Kubler download_portage_snapshot() dl_name $_TODAY timezone difference can have different name to origin
The distfiles.gentoo.org hosting the portage snapshots has a portage-latest.tar.xz and portage-YYYYMMDD.tar.xz (and .bz2 files). The portage-latest.tar.xz will be identically to the latest portage-YYYYMMDD.tar.xz.
The function download_portage_snapshot() will download the portage snapshot, with $PORTAGE_DATE defaulting to latest. It will find portage-latest.tar.xz and download it with $dl_name based off $_TODAY. Due to timezone differences this can mean that the file will be named portage-20220914.tar.bz2, when the equivalent file on the server was portage-20220913.tar.bz2.
Later if upstream released a portage-20220914.tar.bz2, if locally $PORTAGE_DATE was set to 20220914, it would not download the new snapshot as it already has a file ("wrongly") named that, but they would be different files.
I'm working on running Kubler in CI/CD, and I'm caching downloads and other files to speed things up. I want to have consistent behaviour between runs. If I run a build before midnight and after midnight, and there's been no changes to the distfiles mirror, the 2nd run of kubler will download the same portage-latest.tar.xz file but name it differently.
In CI/CD I want consistency, I generally want things up-to-date.
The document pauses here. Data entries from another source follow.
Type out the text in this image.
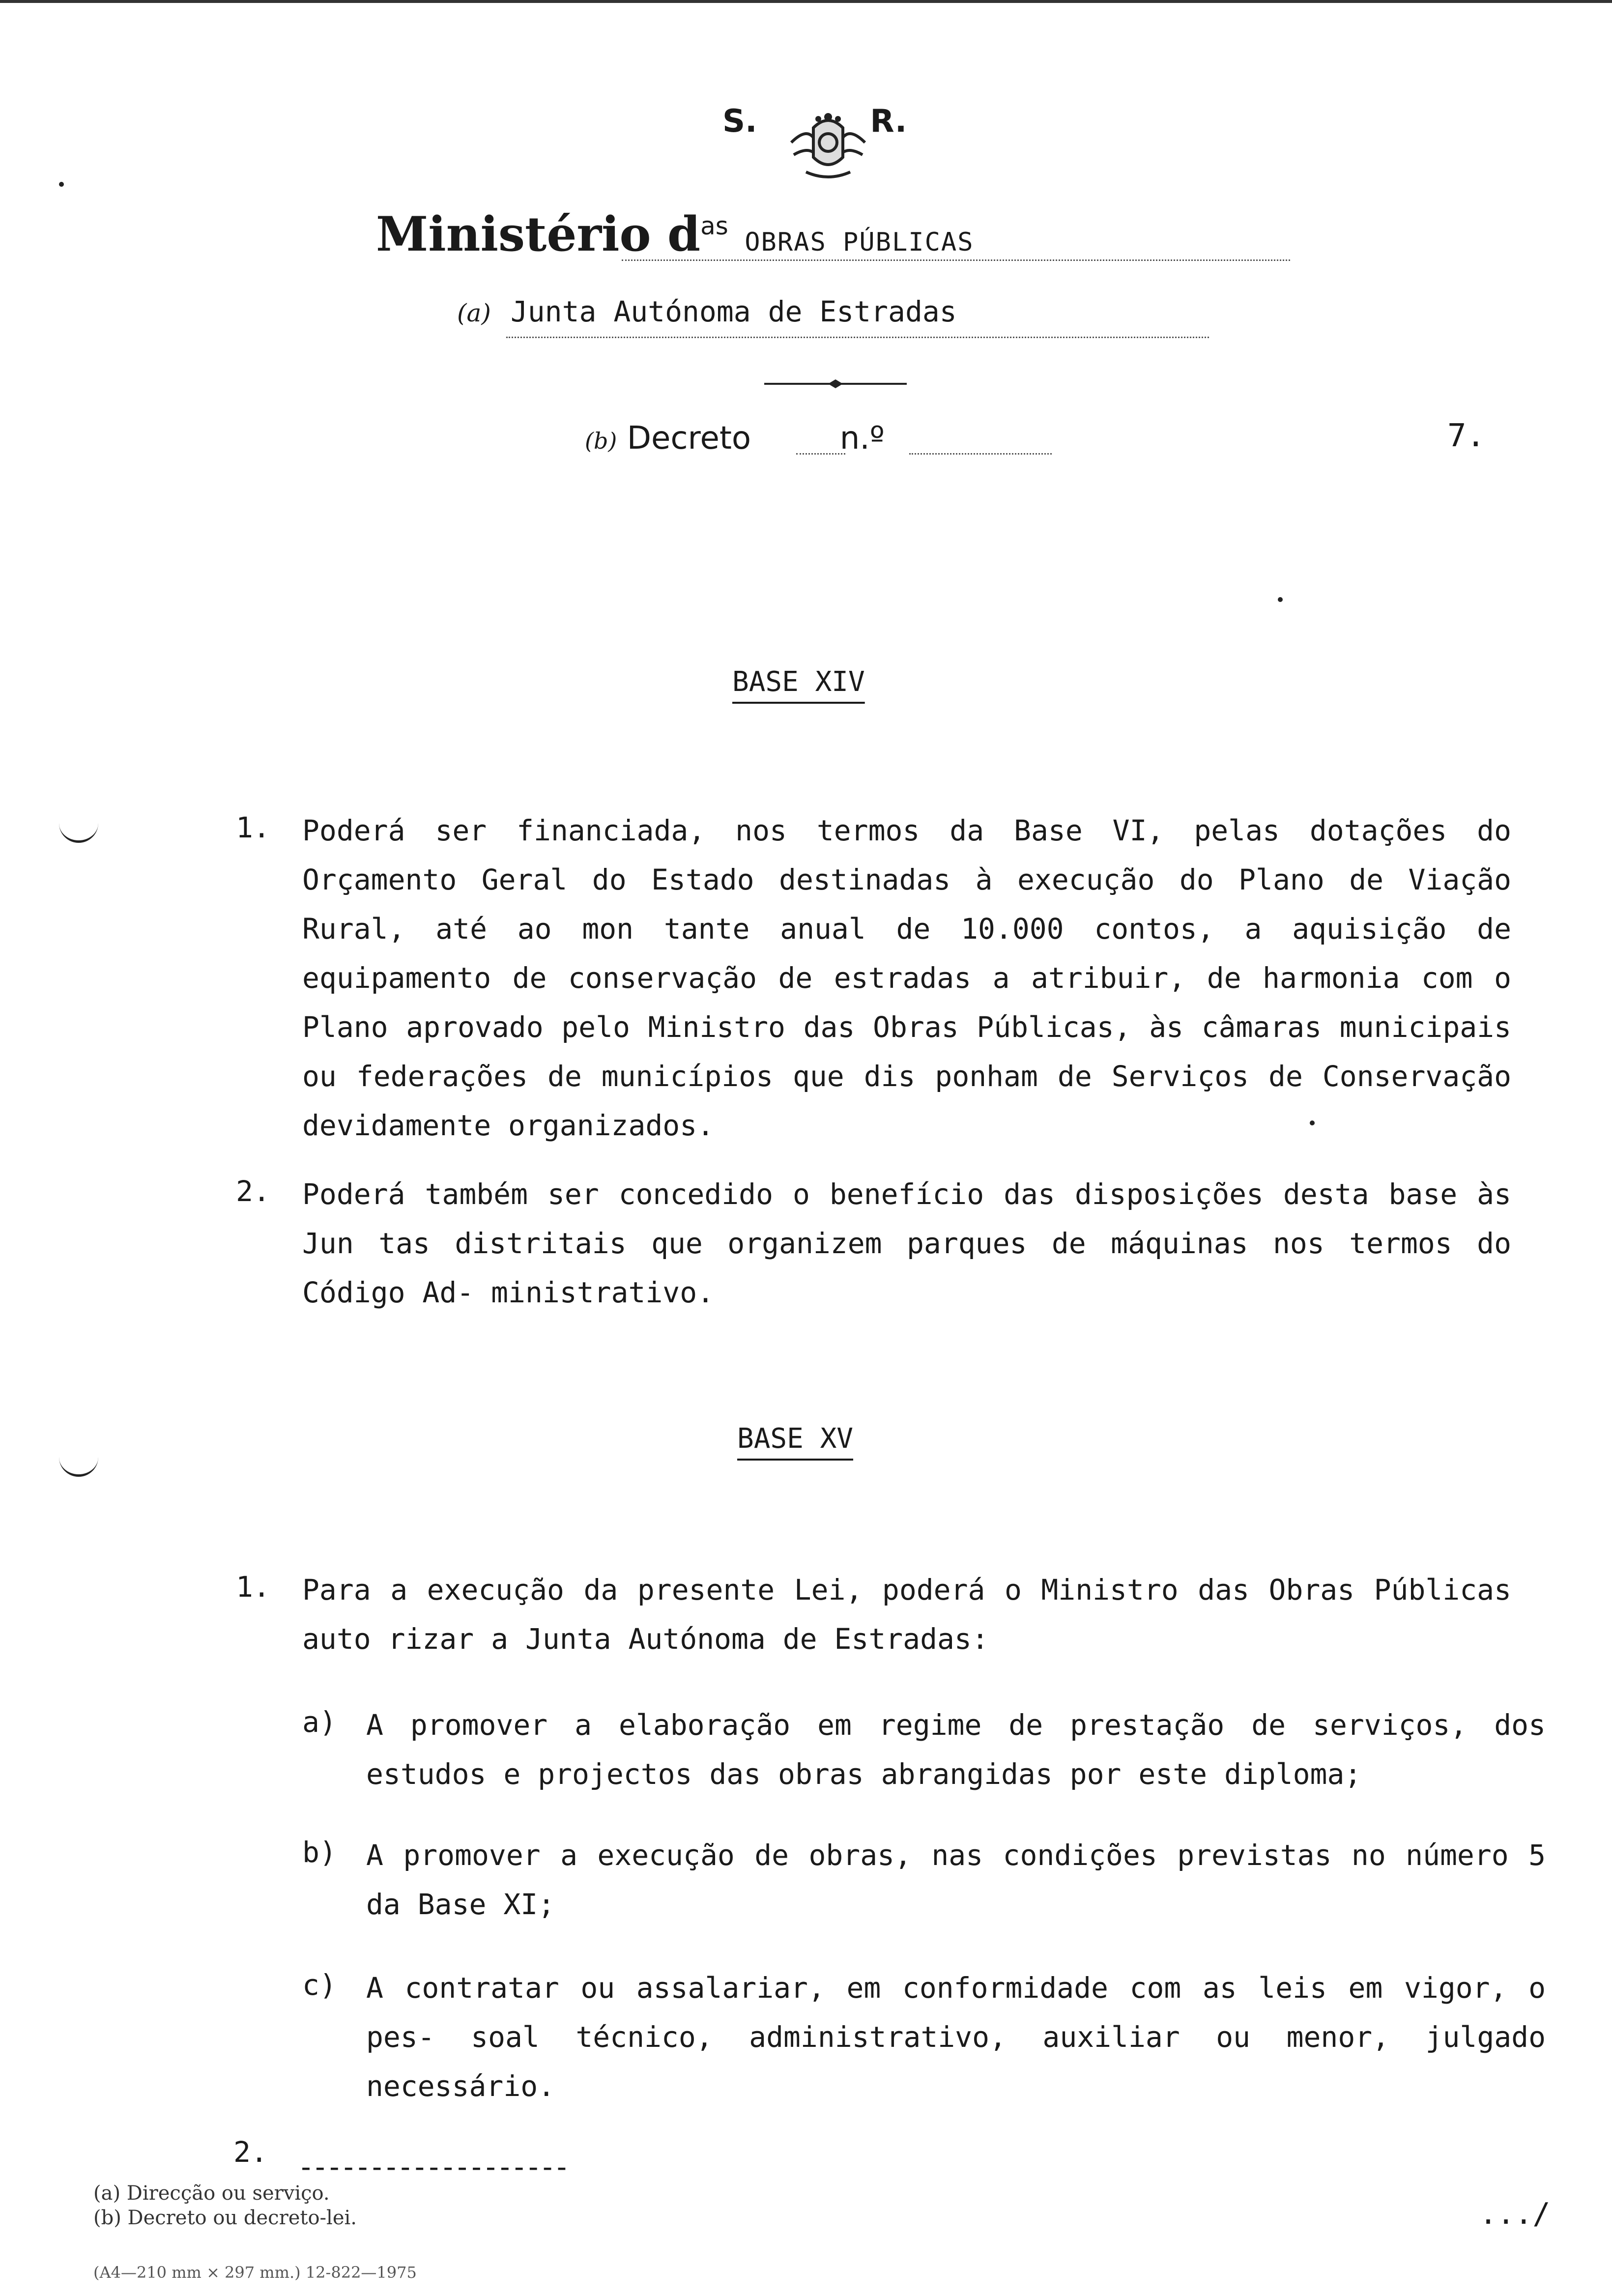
S.	R.
Ministério $d^{as}$ OBRAS PÚBLICAS
(a) Junta Autónoma de Estradas
(b) Decreto	n.º	7.
BASE XIV
1. Poderá ser financiada, nos termos da Base VI, pelas dotações do Orçamento Geral do Estado destinadas à execução do Plano de Viação Rural, até ao mon tante anual de 10.000 contos, a aquisição de equipamento de conservação de estradas a atribuir, de harmonia com o Plano aprovado pelo Ministro das Obras Públicas, às câmaras municipais ou federações de municípios que dis ponham de Serviços de Conservação devidamente organizados.
2. Poderá também ser concedido o benefício das disposições desta base às Jun tas distritais que organizem parques de máquinas nos termos do Código Ad- ministrativo.
BASE XV
1. Para a execução da presente Lei, poderá o Ministro das Obras Públicas auto rizar a Junta Autónoma de Estradas:
a) A promover a elaboração em regime de prestação de serviços, dos estudos e projectos das obras abrangidas por este diploma;
b) A promover a execução de obras, nas condições previstas no número 5 da Base XI;
c) A contratar ou assalariar, em conformidade com as leis em vigor, o pes- soal técnico, administrativo, auxiliar ou menor, julgado necessário.
2. -------------------
(a) Direcção ou serviço.
(b) Decreto ou decreto-lei.
(A4—210 mm × 297 mm.) 12-822—1975
.../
I like the default to latest, but I want the local name to match the remote name.
I wrote a kubler cmd to get the latest portage filename.
#!/usr/bin/env bash
# Based off lib/core.sh `fetch_stage3_archive_name()`
# Fetch latest portage snapshot archive name/type, returns exit signal 3 if no archive could be found
function fetch_portage_archive_name() {
__fetch_portage_archive_name=
local portage_url portage_regex remote_files remote_line remote_date remote_file_type max_cap
portage_url="http://distfiles.gentoo.org/snapshots/"
readarray -t remote_files <<< "$(wget -qO- "${portage_url}")"
remote_date=0
get_stage3_archive_regex "portage"
# shellcheck disable=SC2154
portage_regex="$__get_stage3_archive_regex"
for remote_line in "${remote_files[@]}"; do
if [[ "${remote_line}" =~ href=\"${portage_regex}\" ]]; then
max_cap="${#BASH_REMATCH[@]}"
is_newer_stage3_date "${remote_date}" "${BASH_REMATCH[$((max_cap-3))]}${BASH_REMATCH[$((max_cap-2))]}" \
&& { remote_date="${BASH_REMATCH[$((max_cap-3))]}${BASH_REMATCH[$((max_cap-2))]}";
remote_file_type="${BASH_REMATCH[$((max_cap-1))]}"; }
# We keep going to find the latest rather than the first
fi
done
[[ "${remote_date//[!0-9]/}" -eq 0 ]] && return 3
__fetch_portage_archive_name="portage-${remote_date}.tar.${remote_file_type}"
}
function main() {
#echo "kubler dir: ${_KUBLER_DIR}"
#echo "current namespace: ${_NAMESPACE_DIR}"
#echo "Finding latest portage"
# We are abusing `fetch_stage3_archive_name()`
## shellcheck disable=SC2034
#STAGE3_BASE="portage"
## shellcheck disable=SC2034
#ARCH_URL="http://distfiles.gentoo.org/snapshots/"
## This will find the first
#fetch_stage3_archive_name
## shellcheck disable=SC2154
#echo "$__fetch_stage3_archive_name"
# This will find the latest
fetch_portage_archive_name
echo "$__fetch_portage_archive_name"
}
main "$@"
This works, and I could use it to set the $PORTAGE_DATE, to get the consistent behaviour.
$ kubler portage
portage-20220907.tar.bz2 <-- fetch_stage3_archive_name abuse
portage-20220914.tar.bz2 <-- fetch_portage_archive_name variant
I think it would be good to change Kubler's behaviour to download the latest YYYYMMDD portage snapshot rather than downloading and renaming portage-latest.
I might be worth refactoring fetch_stage3_archive_name() into a generic version, optionally exiting on first match (current behaviour), or continuing to latest match (needed for portage snapshots), and generalising the name of get_stage3_archive_regex().
I would also like the option to prefer the archive type bz2 vs xz.